The $1 dollar notes are very economically inefficient (they don't last all that long, haven't had enough value to justify notes for a long time), and the mint has been trying to get people to stop using them and switch to coins for a long time. However, there is significant popular opposition to that, people seem to massively prefer notes.

At one point you could order $1 coins from the mint at face value and with free shipping, and they were really happy when they thought that lots of people were starting to use them. They were less happy when they realized just a few people were purchasing them on credit card with cashback, and just instantly depositing them back at the nearest bank to pay their credit card bill.

The single biggest problem with $1 coins, is that they are of similar size to quarter-dollar coins.

    26.50 mm (1.043 in) - $1.00
    24.26 mm (0.955 in) - $0.25
They feel almost identical, in your pocket, and the $1 coin is small enough to get stuck in many vending machines.

I am not exactly sure of the reason that the mint is so resistant to making the coins a bit bigger (they used to be).

Another, NSFW, problem with $1 coins is that their universal adoption would lead to a lot of bruised strippers.

I hear that they don't accept anything less than a $20 bill, these days...

"Making it rain" turning into "making it hail"

>However, there is significant popular opposition to that, people seem to massively prefer notes.
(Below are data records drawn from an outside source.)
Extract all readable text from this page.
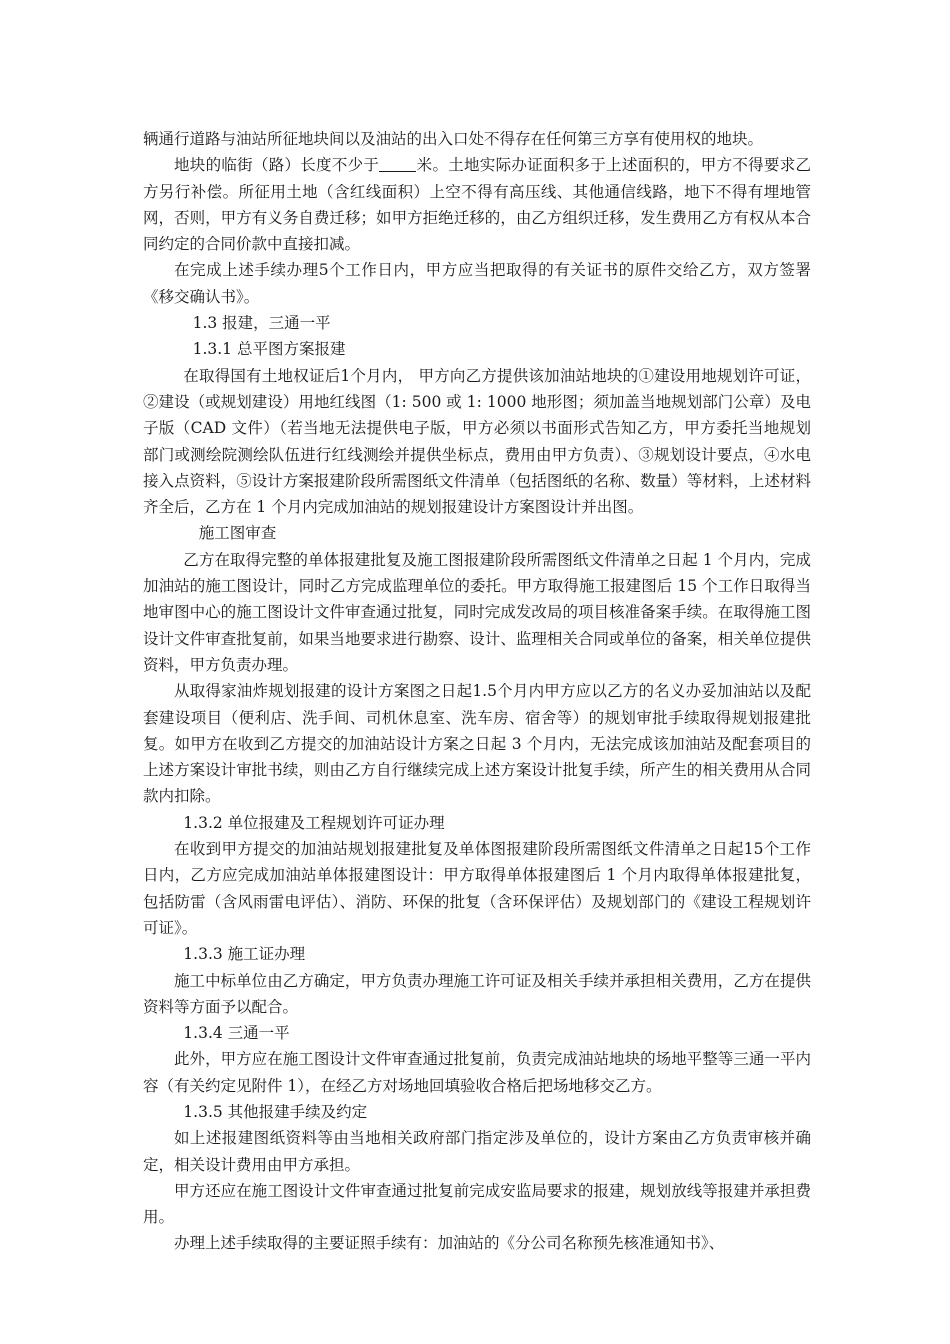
辆通行道路与油站所征地块间以及油站的出入口处不得存在任何第三方享有使用权的地块。

地块的临街（路）长度不少于 米。土地实际办证面积多于上述面积的，甲方不得要求乙方另行补偿。所征用土地（含红线面积）上空不得有高压线、其他通信线路，地下不得有埋地管网，否则，甲方有义务自费迁移；如甲方拒绝迁移的，由乙方组织迁移，发生费用乙方有权从本合同约定的合同价款中直接扣减。

在完成上述手续办理5个工作日内，甲方应当把取得的有关证书的原件交给乙方，双方签署《移交确认书》。

1.3 报建，三通一平

1.3.1 总平图方案报建

在取得国有土地权证后1个月内， 甲方向乙方提供该加油站地块的①建设用地规划许可证，②建设（或规划建设）用地红线图（1: 500 或 1: 1000 地形图；须加盖当地规划部门公章）及电子版（CAD 文件）（若当地无法提供电子版，甲方必须以书面形式告知乙方，甲方委托当地规划部门或测绘院测绘队伍进行红线测绘并提供坐标点，费用由甲方负责）、③规划设计要点，④水电接入点资料，⑤设计方案报建阶段所需图纸文件清单（包括图纸的名称、数量）等材料，上述材料齐全后，乙方在 1 个月内完成加油站的规划报建设计方案图设计并出图。

施工图审查

乙方在取得完整的单体报建批复及施工图报建阶段所需图纸文件清单之日起 1 个月内，完成加油站的施工图设计，同时乙方完成监理单位的委托。甲方取得施工报建图后 15 个工作日取得当地审图中心的施工图设计文件审查通过批复，同时完成发改局的项目核准备案手续。在取得施工图设计文件审查批复前，如果当地要求进行勘察、设计、监理相关合同或单位的备案，相关单位提供资料，甲方负责办理。

从取得家油炸规划报建的设计方案图之日起1.5个月内甲方应以乙方的名义办妥加油站以及配套建设项目（便利店、洗手间、司机休息室、洗车房、宿舍等）的规划审批手续取得规划报建批复。如甲方在收到乙方提交的加油站设计方案之日起 3 个月内，无法完成该加油站及配套项目的上述方案设计审批书续，则由乙方自行继续完成上述方案设计批复手续，所产生的相关费用从合同款内扣除。

1.3.2 单位报建及工程规划许可证办理

在收到甲方提交的加油站规划报建批复及单体图报建阶段所需图纸文件清单之日起15个工作日内，乙方应完成加油站单体报建图设计：甲方取得单体报建图后 1 个月内取得单体报建批复，包括防雷（含风雨雷电评估）、消防、环保的批复（含环保评估）及规划部门的《建设工程规划许可证》。

1.3.3 施工证办理

施工中标单位由乙方确定，甲方负责办理施工许可证及相关手续并承担相关费用，乙方在提供资料等方面予以配合。

1.3.4 三通一平

此外，甲方应在施工图设计文件审查通过批复前，负责完成油站地块的场地平整等三通一平内容（有关约定见附件 1），在经乙方对场地回填验收合格后把场地移交乙方。

1.3.5 其他报建手续及约定

如上述报建图纸资料等由当地相关政府部门指定涉及单位的，设计方案由乙方负责审核并确定，相关设计费用由甲方承担。

甲方还应在施工图设计文件审查通过批复前完成安监局要求的报建，规划放线等报建并承担费用。

办理上述手续取得的主要证照手续有：加油站的《分公司名称预先核准通知书》、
One of the most important features for cash is that it actually be accepted widely, and if I recall, that is a significant problem for $1 coins. I expect the majority machines that accept cash don't accept them, and trying to use them with a cashier is likely to result in amusement or confusion at best, rejection as a very possible outcome, or even accusations of fraud. That there were few instances where an individual would ever get these in normal activities probably made recognition and use even worse, especially as the instances I cam remember often seemed like attempts to push them inconveniently; I seem to remember that some government machines, I think in post offices, would insist on giving change with enormous numbers of one dollar coins, which would likely generate some resentment for users expecting change that would actually be accepted elsewhere.

It likely doesn't help that the design is rather large, eg, it is wider than a two euro coin and almost as heavy, and that one dollar notes are still being produced. For some reason, the US seems far less willing to be decisive in these changes.

> I expect the majority machines that accept cash don't accept them,

Worse. What wound up happening was that the feds encouraged (probably grant funded, IDK) support for it and the only implementers were other governments and the easiest way to check the box was to make all your mass transit ticket machines and the like spit them out as change despite often times not supporting them as payment so a machine would eat your $20, give you a $2 ticket and spit out 18 items about as useful as Chuck E Cheese tokens.

This has mostly gone away as those machines have mostly switched over to cashless.

Most machines (except those that literally only take quarters) take dollar coins, as these are designed to be the same as susan b anything dollars, which have been around since 1979.

The real key is they don’t stop making the dollar bill and force the issue.

But hey the penny is finally dying so who knows?